No, she wasn’t there for the free wifi. No, she wasn’t there to take pictures to parade on her Instagram account. And, no, she definitely wasn’t there for the espresso.
There she was, a lady from the previous, analog generation, trying to keep up in the digital era with her old iPad. Her son was probably already in his early thirties; someone who had built a career somewhere, and probably was quite successful. Someone who went from one coffee shop to another. Someone who might be thinking to quit his job to open his own coffee shop. Or, at least, someone who had been taking this new trend of third-wave coffee rather too enthusiastically. Someone whom this old lady is trying to understand and to connect.
So there she was, stranded in a small coffee shop that to her might as well be another planet, trying to understand her son as much as she tried to understand the iPad she was holding for no further purpose than chatting on WhatsApp in bigger screen with bigger font size.
There she was, an old lady trying to reconnect with his son, trying to stay relevant in his son’s life. It did not matter what the espresso tasted like. What mattered to her is to relate to her son and his lifestyle.
The old lady’s voice woke me from my thoughts. She handed her iPad to the barista, and said, “Please take a picture of me and my espresso. I want to send it to my son.”

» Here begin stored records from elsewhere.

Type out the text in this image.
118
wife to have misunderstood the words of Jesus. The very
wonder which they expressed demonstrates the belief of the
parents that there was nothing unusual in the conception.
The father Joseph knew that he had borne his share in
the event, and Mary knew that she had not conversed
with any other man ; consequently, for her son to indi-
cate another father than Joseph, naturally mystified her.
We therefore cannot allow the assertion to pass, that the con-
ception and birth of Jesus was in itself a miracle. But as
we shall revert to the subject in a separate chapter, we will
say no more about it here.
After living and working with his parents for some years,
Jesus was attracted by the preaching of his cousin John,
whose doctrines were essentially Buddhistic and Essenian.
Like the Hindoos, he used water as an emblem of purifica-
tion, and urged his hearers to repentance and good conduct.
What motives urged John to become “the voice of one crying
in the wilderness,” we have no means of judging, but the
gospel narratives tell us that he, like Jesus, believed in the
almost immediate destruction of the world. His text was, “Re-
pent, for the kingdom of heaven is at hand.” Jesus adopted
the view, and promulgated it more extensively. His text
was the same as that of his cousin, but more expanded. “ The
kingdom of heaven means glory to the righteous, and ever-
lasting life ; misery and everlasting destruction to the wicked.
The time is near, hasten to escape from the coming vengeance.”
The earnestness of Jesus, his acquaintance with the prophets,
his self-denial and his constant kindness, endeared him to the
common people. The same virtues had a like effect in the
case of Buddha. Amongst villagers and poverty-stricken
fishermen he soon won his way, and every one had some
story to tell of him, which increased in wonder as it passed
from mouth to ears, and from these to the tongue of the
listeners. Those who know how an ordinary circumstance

Dear specialty coffee shops,
Every customer who walks into your place has a story. Let them pour sugar on the precious espresso that you have geeked yourself out for. Let them order iced lychee tea and ignore your urge to sell them Panama gesha. Let them use your wifi and isolate themselves from your enthusiastic coffee stories. You never actually know where they came from, what they have been through, and why they are there.